New details of the tax emerged on Tuesday, when council voted to push ahead with public consultations. Mayor Gregor Robertson stressed the aim was to free up supply in the city's crunched rental housing market.

"Ultimately, the goal is to get thousands of units back into rental housing at a time when it's almost impossible to find a rental home," Robertson told council.

The province granted Vancouver the authority to create the tax in July, months after a city-commissioned report found that about 10,800 homes were sitting empty, most of them condos.

Staff have been speaking with experts and researching other jurisdictions' taxes and presented a report Tuesday with their suggested approach. The levy would be the first of its kind in Canada.

The report proposes that the tax be administered similarly to the British Columbia Home Owner Grant. A parcel of residential property that serves as a principal residence for an owner, long-term tenant or a friend or family member would not be taxed.

That means that secondary properties — such as investment condos — that are sitting empty or being rented out for short-term stays using sites like Airbnb would be subject to the tax.

Tsur Somerville, a University of British Columbia business professor, said it made sense to apply the empty homes tax to properties being used for short-term rentals, even though they're not actually empty.

"In a city where accommodation is really, really scarce, the first priority should be housing people who live and work here," he said in an interview.

The tax would not apply to people renting out their primary residences on Airbnb, or to basement suites, rooms or laneway homes that are either sitting empty or rented for short-term stays.

Airbnb said in a statement it's committed to working with government to establish fair, sensible rules, including around taxation.

The city is also working on separate regulations for short-term rentals, with a report to council expected next month.

Public consultation on the empty homes tax will begin this fall, with a proposed bylaw introduced to council in November. The tax would be in place for the 2017 year, with the first payments in 2018.

There are many questions left to be settled through public talks, including whether secondary residences that are vacant only for part of the year should be exempt. The tax rate is also still being considered, with a current proposal of between 0.5 and 2 per cent of assessed value.
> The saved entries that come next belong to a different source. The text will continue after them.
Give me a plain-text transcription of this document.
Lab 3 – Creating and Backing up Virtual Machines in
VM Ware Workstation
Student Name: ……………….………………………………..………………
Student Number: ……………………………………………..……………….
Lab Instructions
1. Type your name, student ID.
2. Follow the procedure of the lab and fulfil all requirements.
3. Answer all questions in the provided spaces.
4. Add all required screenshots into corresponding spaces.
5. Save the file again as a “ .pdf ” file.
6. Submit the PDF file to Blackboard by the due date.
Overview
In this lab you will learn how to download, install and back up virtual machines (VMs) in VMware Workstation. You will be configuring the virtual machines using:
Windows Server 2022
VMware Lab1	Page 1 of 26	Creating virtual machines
Penalties are also still being debated. The maximum fine the city can impose under its charter is $10,000, but it will consider a combination of the fine plus a higher tax rate for people who fail to self-declare or fraudulently declare, said Kathleen Llewellyn-Thomas, general manager of community services.

Robertson said the city has asked the province many times to increase the maximum fine.

The council vote was split 7-3, with councillors from the centre-right Non-Partisan Association opposed. Coun. George Affleck called the tax a "bureaucratic nightmare" and said the city should instead encourage the building of more townhomes and rowhomes.

The mayor dismissed the councillors' concerns as "fear-mongering." Residents will be asked to declare the status of their properties as part of the regular property tax process, with enforcement through random and targeted audits and response to complaints, Robertson said.

"I'd ask Coun. Affleck if he thinks the Home Owners Grant is a bureaucratic nightmare, or income tax is a bureaucratic nightmare," he said.

Vancouver's rental vacancy rate of 0.6 per cent is the lowest of any major city in Canada and its rents are the most expensive, housing planner Matthew Bourke said. If just 2,000 units became available for rent, the vacancy rate would lift to a healthy 3.5 per cent, Bourke said.

Tony Gioventu, executive director of the Condominium Home Owners Association of B.C., said condos built since 2010 do not have restrictions on rentals. Many of the vacant units are thought to be in new buildings in upscale neighbourhoods like Coal Harbour, he said.

But if those condos were rented out, they wouldn't be "affordable housing," he pointed out.

"They'd probably be rented out for $3,000 a month."